In recent months, there has been a surge in encounters between Russian and Chinese jets and US aircraft in various hotspots around the world. These incidents reflect a growing willingness on the part of Russia and China to challenge the US, especially amid heightened tensions between the countries. US military commanders have highlighted several dangerous incidents, including a collision between a Russian jet and a US MQ-9 drone over the Black Sea in March. In July, there were multiple instances of "unsafe and unprofessional behavior" by Russian jets around US drones and manned aircraft over Syria. The Pentagon also released photos and videos in mid-October showing "coercive and risky" intercepts of US aircraft by Chinese jets over the past two years.
According to Gen. Mark Kelly, head of Air Combat Command, the nature and frequency of these interactions represent a new development. Just five years ago, it was uncommon for US and Chinese fighters to interact in exercises, or for US and Russian fighters to merge on a regular basis over Syria. Kelly suggests that there are three main reasons for this shift. Firstly, Russia and China want to test their capabilities against the best in the world. Secondly, they are challenging the post-World War II rules-based construct that has governed international relations. Lastly, they feel confident in their ability to compete in this arena.

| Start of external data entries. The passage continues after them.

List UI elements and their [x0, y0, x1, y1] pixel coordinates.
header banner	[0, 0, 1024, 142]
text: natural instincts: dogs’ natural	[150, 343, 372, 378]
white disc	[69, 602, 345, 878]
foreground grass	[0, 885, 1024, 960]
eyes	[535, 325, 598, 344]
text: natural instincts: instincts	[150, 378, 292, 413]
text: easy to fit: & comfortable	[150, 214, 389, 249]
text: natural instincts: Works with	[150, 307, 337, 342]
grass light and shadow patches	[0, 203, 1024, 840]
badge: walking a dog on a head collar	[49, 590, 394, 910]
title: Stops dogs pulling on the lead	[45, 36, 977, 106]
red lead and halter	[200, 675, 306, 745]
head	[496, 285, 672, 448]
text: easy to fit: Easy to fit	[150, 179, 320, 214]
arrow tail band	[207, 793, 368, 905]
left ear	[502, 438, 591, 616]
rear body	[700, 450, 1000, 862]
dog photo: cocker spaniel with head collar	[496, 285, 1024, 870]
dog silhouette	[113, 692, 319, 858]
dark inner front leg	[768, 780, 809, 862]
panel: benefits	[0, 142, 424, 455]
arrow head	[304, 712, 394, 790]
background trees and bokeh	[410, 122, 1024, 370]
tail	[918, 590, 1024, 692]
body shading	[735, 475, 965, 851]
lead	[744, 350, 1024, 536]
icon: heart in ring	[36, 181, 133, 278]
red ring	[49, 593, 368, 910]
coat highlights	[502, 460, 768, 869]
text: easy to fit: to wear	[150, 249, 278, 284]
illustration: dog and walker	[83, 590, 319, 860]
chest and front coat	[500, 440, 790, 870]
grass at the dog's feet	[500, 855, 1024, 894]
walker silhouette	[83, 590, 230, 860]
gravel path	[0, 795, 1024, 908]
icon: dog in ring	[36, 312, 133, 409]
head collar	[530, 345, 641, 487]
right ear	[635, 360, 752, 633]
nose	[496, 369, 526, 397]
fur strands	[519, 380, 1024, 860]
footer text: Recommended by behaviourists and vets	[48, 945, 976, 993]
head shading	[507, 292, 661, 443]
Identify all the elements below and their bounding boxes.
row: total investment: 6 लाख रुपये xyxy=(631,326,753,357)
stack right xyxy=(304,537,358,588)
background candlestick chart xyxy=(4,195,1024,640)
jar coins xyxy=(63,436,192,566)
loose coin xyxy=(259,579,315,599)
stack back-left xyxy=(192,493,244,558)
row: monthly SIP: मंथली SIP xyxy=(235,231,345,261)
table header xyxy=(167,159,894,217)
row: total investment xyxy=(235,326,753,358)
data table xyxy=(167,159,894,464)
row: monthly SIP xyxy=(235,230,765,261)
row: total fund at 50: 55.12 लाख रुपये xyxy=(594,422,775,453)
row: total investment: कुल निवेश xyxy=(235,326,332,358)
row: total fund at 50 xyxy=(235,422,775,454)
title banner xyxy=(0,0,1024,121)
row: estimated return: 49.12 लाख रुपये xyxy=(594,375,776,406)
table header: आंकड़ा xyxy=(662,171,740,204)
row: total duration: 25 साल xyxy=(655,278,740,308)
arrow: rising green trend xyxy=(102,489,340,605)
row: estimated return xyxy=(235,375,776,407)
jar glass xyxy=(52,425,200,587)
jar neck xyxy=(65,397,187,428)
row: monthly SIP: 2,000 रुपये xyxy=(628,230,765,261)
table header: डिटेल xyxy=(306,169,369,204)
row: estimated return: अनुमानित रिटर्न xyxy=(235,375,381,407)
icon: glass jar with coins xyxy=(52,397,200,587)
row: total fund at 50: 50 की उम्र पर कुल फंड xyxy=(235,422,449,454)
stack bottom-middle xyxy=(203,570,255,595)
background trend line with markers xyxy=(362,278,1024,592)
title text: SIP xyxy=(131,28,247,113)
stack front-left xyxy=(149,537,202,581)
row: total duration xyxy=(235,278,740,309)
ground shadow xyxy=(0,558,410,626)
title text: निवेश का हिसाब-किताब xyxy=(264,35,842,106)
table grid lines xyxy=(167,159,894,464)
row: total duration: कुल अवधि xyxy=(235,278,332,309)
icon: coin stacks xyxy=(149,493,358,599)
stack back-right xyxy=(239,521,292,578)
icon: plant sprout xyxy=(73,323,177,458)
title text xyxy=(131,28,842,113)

These encounters come at a time when Russia is engaged in an ongoing attack on Ukraine, which has become the largest ground war in the region since World War II. This has prompted a reordering of Europe's security architecture. Meanwhile, the US and China are engaged in a widening geopolitical competition, particularly in the Western Pacific, where the two countries operate in close proximity. China's military is growing in size and capability, and it seeks to challenge the US in this region.
US Air Force officials acknowledge that the US still has an advantage in aircraft technology and pilot experience. However, they argue that this lead is shrinking due to the aging of the Air Force's fleet and weapons systems. Russia and China have heavily invested in their own air forces in recent decades. China now has the world's third-largest aviation fleet, including 1,900 fighter jets. Both countries want to test their aircraft and pilots against the US, and they see an opportunity to capitalize on perceived US shortcomings.
While Russia has shown some de-escalatory behavior in recent months, Chinese behavior remains unchanged. The risks in these encounters are exacerbated by China's refusal to engage in military-to-military discussions. The absence of communication channels increases the likelihood of accidents escalating. Although there have been recent signs of communication channels reopening, China still objects to US military operations in the Western Pacific, suggesting that tense encounters will continue.
In conclusion, the increased number of encounters between Russian and Chinese jets and US aircraft reflects a greater willingness on the part of these countries to challenge the US. These incidents occur amid heightened tensions and geopolitical competition. While the US still maintains an advantage in aircraft technology and pilot experience, this lead is shrinking. Russia and China are investing heavily in their air forces and see an opportunity to test their capabilities against the US. The risks in these encounters are exacerbated by China's refusal to engage in military-to-military discussions.